Лева сжался, потому что, если мнение остальных было ему безразлично и могло быть небезразлично лишь по расчету, по расчету же получалось, что им безразличен, прежде всего, сам Лева и что мнения у них и нет, то мнение Бланка, казавшееся таким незначительным в карьерных выкладках, словно бы, странно даже, именно оно, это пустяшное мнение, как раз что-то и значило, причем не только по-человечески — от него-то как раз что-то и зависело. То, с чем опасней всего не посчитаться… И тут благородный Бланк выдал Леве огромный аванс. Я понимаю, сказал он глубоко сочувственно, как вам тяжело переносить все эти слухи, всю эту грязь, тем более что вы и возразить-то не можете, как порядочный человек, потому что, защищая себя, как бы чистоплотно вы это ни делали, вы как бы невольно продаете своего друга, а в их зрении безусловно так, и только так; вы не способны на это, я вас так понимаю! но пусть вас хоть утешит, что я ни во слово из всех этих сплетен не верю… Лева чуть не расплакался, тут же в коридоре, от радости и от стыда, и взятку принял, тут же поверив, что все именно так, как говорит Бланк. Ведь это же надо, какой голубой человек! Бланк растрогался, увидев Левино волнение, опять истолковал его по-своему, благородно, и они долго, в сладком молчании, с влажными глазами жали друг другу руки. После этого их разговоры стали еще более проникновенными и у них появилась как бы общая тайна, и при встрече Лева уже предавался ему как пороку, сладострастно разыгрывая то, что хотел видеть Бланк. Так у Бланка появилось некое «право» на Леву…
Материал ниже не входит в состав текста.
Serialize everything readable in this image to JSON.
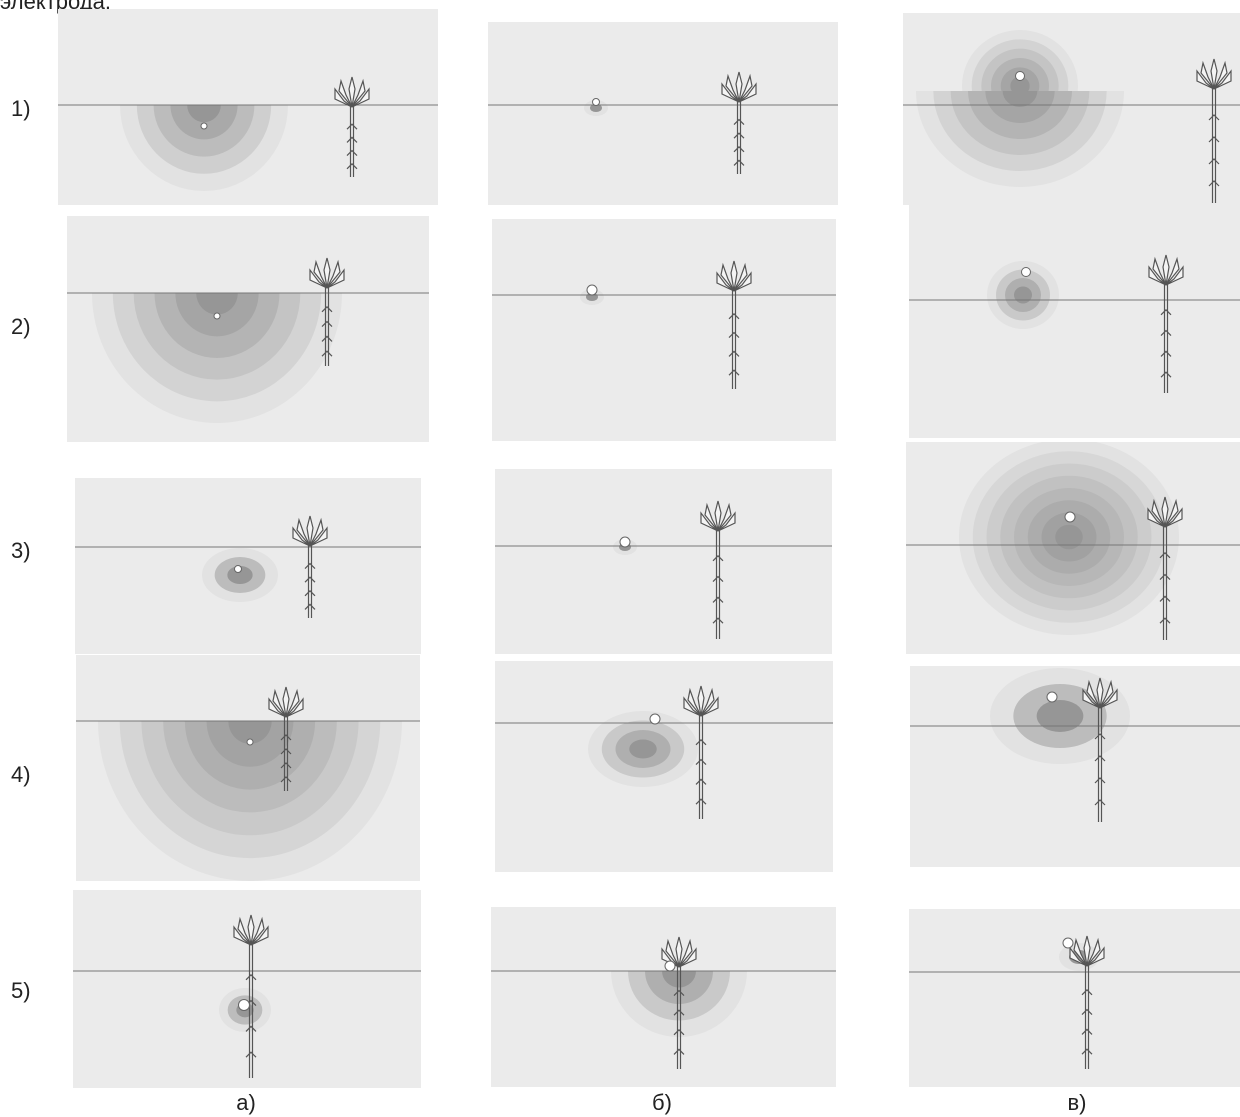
{
  "caption": "электрода.",
  "row_labels": [
    "1)",
    "2)",
    "3)",
    "4)",
    "5)"
  ],
  "column_labels": [
    "а)",
    "б)",
    "в)"
  ]
}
И чем резче был контраст со всей Левиной жизнью, с тем, что он говорил только что сотрудникам, за минуту до того, как Бланк просунул в дверь свою седую кудрявую голову, и Лева, оборвавшись на полуслове, сразу же выходил к нему и начинал говорить совсем другие вещи, и даже голос его менялся — и чем резче и мгновеннее был контраст, тем, как ни странно (это самого Леву удивляло), ему было не больнее, а слаще. Правда, никогда этот их разговор не происходил при посторонних.

Над их привязанностью посмеивались. Над Левой, как над его слабостью, пусть даже простительной; над Бланком же — вообще посмеивались.
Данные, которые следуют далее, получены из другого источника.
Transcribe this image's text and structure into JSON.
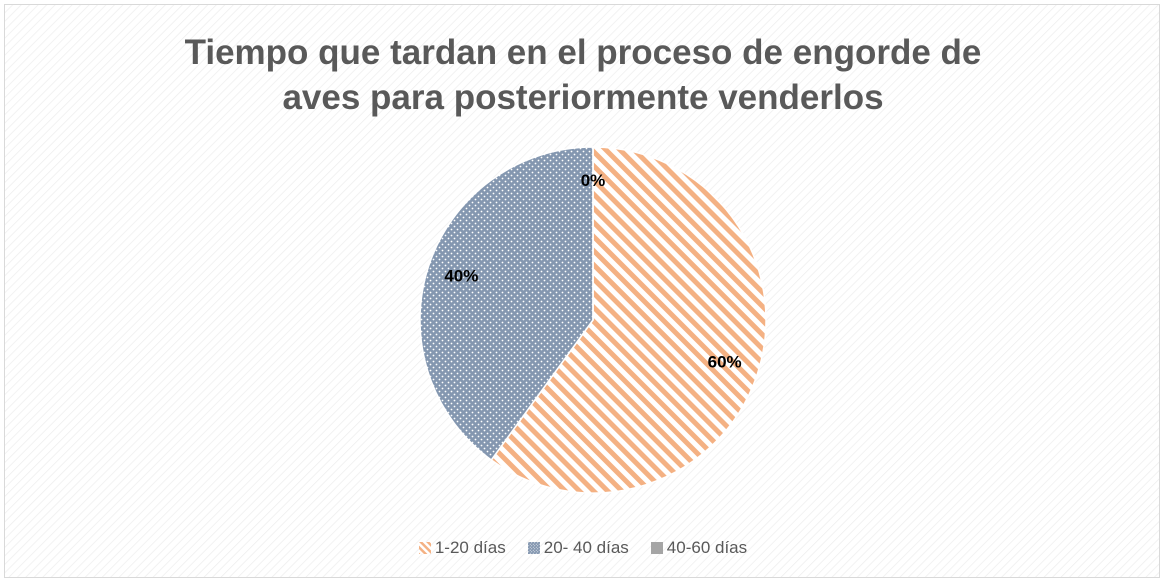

И вот сейчас Митишатьев сидел напротив, а Бланк говорил в телефон трезвеющему с каждым словом Леве, что вот он, конечно, представляет, до чего сейчас ему тоскливо сидеть в праздники одному в этой богадельне, что вот его послала жена за хлебом — у них сегодня гости и как жаль, что его не будет, — и вот он уже с хлебом и возвращается домой и как раз поравнялся с институтом и звонит из автомата и сейчас зайдет, чтобы хоть как-то развлечь Леву и скрасить ему его тоскливое время… И Лева, совсем расслабев, так и не смог сказать Бланку, в чем дело и почему ему не стоит сюда заходить. Митишатьев ухмылялся, еще не зная сам чему, прислушиваясь к Левиному разговору, и тут же вдруг входил в силу, словно оживал и снова наливался жизненной силой старый механизм воздействия его на Леву. Лева уже был подвластен Митишатьеву, Леву раздирало между ним и Бланком, и не перевешивал ни тот, ни другой. В результате родилась какая-то его немота и мычание — и он ничего не сказал путного Бланку.
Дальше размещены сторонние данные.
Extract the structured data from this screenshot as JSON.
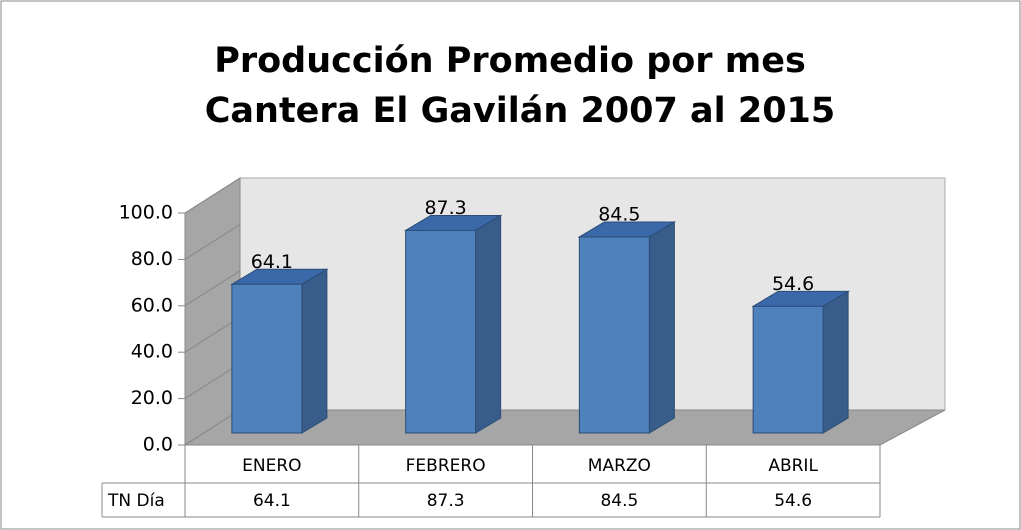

Митишатьев и Бланк были противопоказаны друг другу. Митишатьев убивал Леву в глазах Бланка, и Бланк убивал Леву в глазах Митишатьева. Развенчивание и разоблачение… И как предстояло Леве выкрутиться, как говорить сразу на двух языках, поступать в двух противоположных системах одновременно, — Леве было невдомек. И что сейчас произойдет — скандал, презрение — и где та малая кровь, которой, быть может, еще можно обойтись?.. — Леве казалось невозможным распутать этот, по слабости возросший, момент.